BasisBijbel

Exodus 10:13-28 BasisBijbel (BB)

13. Toen strekte Mozes zijn staf uit over Egypte. En de Heer zorgde ervoor dat er die hele dag en die hele nacht een oostenwind over het land waaide. Toen het ochtend werd, bracht de wind sprinkhanen mee.

14. Zo kwamen er sprinkhanen in heel Egypte. In het hele land streken ze in grote zwermen neer. Nog nooit eerder was er zó'n grote sprinkhanenplaag in Egypte geweest en zo één zal er ook nooit meer komen.

15. Ze bedekten het hele land. Het zag er zwart van de sprinkhanen. Ze aten alle planten en vruchten op die niet door de hagel waren vernield. Zo bleef er in heel Egypte geen sprietje groen meer over.

16. Toen liet de Farao snel Mozes en Aäron halen en zei: "Ik heb verkeerd gedaan tegen jullie Heer God en tegen jullie!

17. Vergeef het mij nog één keer! Bid tot jullie Heer God dat Hij ons redt! Want zo gaan we allemaal dood!"

18. Toen ging Mozes bij de Farao weg en bad tot de Heer.

19. En de Heer zorgde ervoor dat er een harde westenwind ging waaien. Die nam de sprinkhanen mee en blies ze de Rietzee in. Er bleef in heel Egypte geen één sprinkhaan over.

20. Maar de Heer zorgde ervoor dat de Farao koppig bleef, zodat hij de Israëlieten niet liet gaan.

21. Daarna zei de Heer tegen Mozes: "Steek je hand op naar de hemel. Dan zal het donker worden in Egypte. Het zal er aardedonker zijn."

22. Mozes stak zijn hand op naar de hemel. Toen werd het drie dagen lang aardedonker in heel Egypte.

23. Drie dagen lang konden de mensen elkaar niet zien. Niemand durfde een voet te verzetten. Maar waar de Israëlieten woonden, was het licht.

24. Toen liet de Farao Mozes komen en zei: "Ga de Heer maar aanbidden. Jullie kinderen mogen met jullie meegaan. Maar jullie schapen, geiten en koeien moeten hier blijven."

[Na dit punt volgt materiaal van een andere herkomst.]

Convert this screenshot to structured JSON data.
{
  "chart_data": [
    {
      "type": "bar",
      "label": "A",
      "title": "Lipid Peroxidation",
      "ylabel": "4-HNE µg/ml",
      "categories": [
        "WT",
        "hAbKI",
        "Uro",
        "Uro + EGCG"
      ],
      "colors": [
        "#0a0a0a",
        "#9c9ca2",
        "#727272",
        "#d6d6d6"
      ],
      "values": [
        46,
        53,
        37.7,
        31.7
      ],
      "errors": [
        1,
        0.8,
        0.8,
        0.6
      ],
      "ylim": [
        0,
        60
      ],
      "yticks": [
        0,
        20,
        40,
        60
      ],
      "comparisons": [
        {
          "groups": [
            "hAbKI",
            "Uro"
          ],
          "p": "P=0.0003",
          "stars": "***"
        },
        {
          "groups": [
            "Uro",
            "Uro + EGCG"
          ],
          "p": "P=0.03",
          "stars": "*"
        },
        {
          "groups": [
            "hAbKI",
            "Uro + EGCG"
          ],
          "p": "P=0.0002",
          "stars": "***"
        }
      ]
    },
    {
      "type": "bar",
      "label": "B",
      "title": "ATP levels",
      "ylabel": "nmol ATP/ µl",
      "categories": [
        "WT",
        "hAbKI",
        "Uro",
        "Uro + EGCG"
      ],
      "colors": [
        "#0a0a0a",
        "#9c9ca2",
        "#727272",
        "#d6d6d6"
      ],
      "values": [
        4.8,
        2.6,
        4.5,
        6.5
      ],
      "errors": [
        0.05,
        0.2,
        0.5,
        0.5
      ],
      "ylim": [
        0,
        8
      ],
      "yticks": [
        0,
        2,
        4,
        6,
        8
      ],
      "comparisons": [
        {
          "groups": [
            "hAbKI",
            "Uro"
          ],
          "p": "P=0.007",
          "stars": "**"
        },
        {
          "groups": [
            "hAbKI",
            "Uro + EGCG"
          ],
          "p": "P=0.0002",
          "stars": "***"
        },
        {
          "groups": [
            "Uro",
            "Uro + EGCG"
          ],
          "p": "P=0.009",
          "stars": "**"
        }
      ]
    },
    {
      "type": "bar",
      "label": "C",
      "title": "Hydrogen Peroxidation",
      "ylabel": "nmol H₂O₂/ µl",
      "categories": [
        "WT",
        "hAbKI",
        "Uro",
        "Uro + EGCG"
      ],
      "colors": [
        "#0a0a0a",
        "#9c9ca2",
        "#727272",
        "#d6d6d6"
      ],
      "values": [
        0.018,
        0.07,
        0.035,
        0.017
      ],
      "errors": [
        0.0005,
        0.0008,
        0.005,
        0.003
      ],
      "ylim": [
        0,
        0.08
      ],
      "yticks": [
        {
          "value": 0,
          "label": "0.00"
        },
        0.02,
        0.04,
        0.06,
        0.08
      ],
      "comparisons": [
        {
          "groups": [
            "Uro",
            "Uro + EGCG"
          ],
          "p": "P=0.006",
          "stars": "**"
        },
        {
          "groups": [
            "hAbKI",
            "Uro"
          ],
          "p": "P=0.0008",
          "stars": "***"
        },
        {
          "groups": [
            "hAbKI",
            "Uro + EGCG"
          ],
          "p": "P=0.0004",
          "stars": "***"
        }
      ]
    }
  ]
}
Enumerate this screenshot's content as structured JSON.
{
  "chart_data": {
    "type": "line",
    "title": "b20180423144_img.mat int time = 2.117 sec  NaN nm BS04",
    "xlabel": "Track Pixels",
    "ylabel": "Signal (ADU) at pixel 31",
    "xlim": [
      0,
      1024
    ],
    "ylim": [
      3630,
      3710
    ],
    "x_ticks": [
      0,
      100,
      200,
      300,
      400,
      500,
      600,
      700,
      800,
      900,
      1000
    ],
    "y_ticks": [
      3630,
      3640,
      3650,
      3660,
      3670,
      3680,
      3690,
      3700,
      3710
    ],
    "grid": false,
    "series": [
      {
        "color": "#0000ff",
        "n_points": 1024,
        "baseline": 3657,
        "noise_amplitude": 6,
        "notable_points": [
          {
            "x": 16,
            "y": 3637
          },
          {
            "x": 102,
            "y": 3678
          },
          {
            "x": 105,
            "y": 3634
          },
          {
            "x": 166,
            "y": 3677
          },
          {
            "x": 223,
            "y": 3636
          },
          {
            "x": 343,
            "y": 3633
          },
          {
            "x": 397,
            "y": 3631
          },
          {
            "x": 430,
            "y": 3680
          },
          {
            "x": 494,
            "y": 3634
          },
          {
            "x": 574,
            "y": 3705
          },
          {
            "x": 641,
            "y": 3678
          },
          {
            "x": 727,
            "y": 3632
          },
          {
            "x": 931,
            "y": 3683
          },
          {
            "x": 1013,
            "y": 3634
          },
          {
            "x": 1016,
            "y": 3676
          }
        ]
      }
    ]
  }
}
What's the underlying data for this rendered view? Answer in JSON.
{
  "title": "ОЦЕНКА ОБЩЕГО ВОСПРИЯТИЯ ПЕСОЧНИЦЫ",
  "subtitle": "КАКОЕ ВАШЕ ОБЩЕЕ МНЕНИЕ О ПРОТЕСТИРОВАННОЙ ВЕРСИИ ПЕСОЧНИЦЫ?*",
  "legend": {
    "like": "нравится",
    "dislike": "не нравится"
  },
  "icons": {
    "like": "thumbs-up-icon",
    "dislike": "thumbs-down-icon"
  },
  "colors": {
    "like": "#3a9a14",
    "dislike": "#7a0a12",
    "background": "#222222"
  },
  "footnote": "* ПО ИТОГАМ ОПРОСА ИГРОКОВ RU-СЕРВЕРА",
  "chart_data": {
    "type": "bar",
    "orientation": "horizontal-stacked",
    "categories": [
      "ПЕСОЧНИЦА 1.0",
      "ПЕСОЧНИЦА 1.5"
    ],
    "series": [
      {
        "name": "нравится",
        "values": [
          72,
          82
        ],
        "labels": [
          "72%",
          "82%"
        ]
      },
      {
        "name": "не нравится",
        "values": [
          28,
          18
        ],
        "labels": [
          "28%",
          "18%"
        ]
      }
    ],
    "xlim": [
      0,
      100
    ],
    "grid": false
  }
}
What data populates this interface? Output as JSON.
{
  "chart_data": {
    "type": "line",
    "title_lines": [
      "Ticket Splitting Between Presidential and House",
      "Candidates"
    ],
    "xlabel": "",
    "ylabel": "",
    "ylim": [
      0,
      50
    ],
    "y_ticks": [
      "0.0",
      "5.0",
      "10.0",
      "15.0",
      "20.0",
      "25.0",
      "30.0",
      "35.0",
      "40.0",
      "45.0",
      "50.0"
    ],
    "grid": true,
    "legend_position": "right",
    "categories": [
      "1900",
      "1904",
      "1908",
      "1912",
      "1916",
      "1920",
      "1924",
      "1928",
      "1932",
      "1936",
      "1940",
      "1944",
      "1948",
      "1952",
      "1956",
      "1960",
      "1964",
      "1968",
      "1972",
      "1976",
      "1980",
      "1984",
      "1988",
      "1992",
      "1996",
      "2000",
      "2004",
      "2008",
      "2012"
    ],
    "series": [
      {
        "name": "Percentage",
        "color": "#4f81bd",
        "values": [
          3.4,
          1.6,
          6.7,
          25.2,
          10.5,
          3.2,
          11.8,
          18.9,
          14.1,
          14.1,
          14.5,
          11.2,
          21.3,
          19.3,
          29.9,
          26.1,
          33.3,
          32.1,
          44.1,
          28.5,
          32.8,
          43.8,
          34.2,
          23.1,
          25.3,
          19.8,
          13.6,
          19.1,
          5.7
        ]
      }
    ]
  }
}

25. Maar Mozes zei: "U moet ons dieren laten meenemen om aan onze Heer God te offeren.

26. Al ons vee moet met ons meegaan. Er mag geen hoef hier achterblijven. Want pas als we daar zijn aangekomen, weten we wat we aan onze Heer God zullen offeren. Dan pas zullen we de offerdieren uitkiezen."

27. Maar de Heer zorgde ervoor dat de Farao koppig bleef, zodat hij hen niet liet gaan.

28. De Farao zei tegen hem: "Ga weg! Zorg dat ik je nooit meer zie! Als ik je nog één keer zie, zal ik je doden!"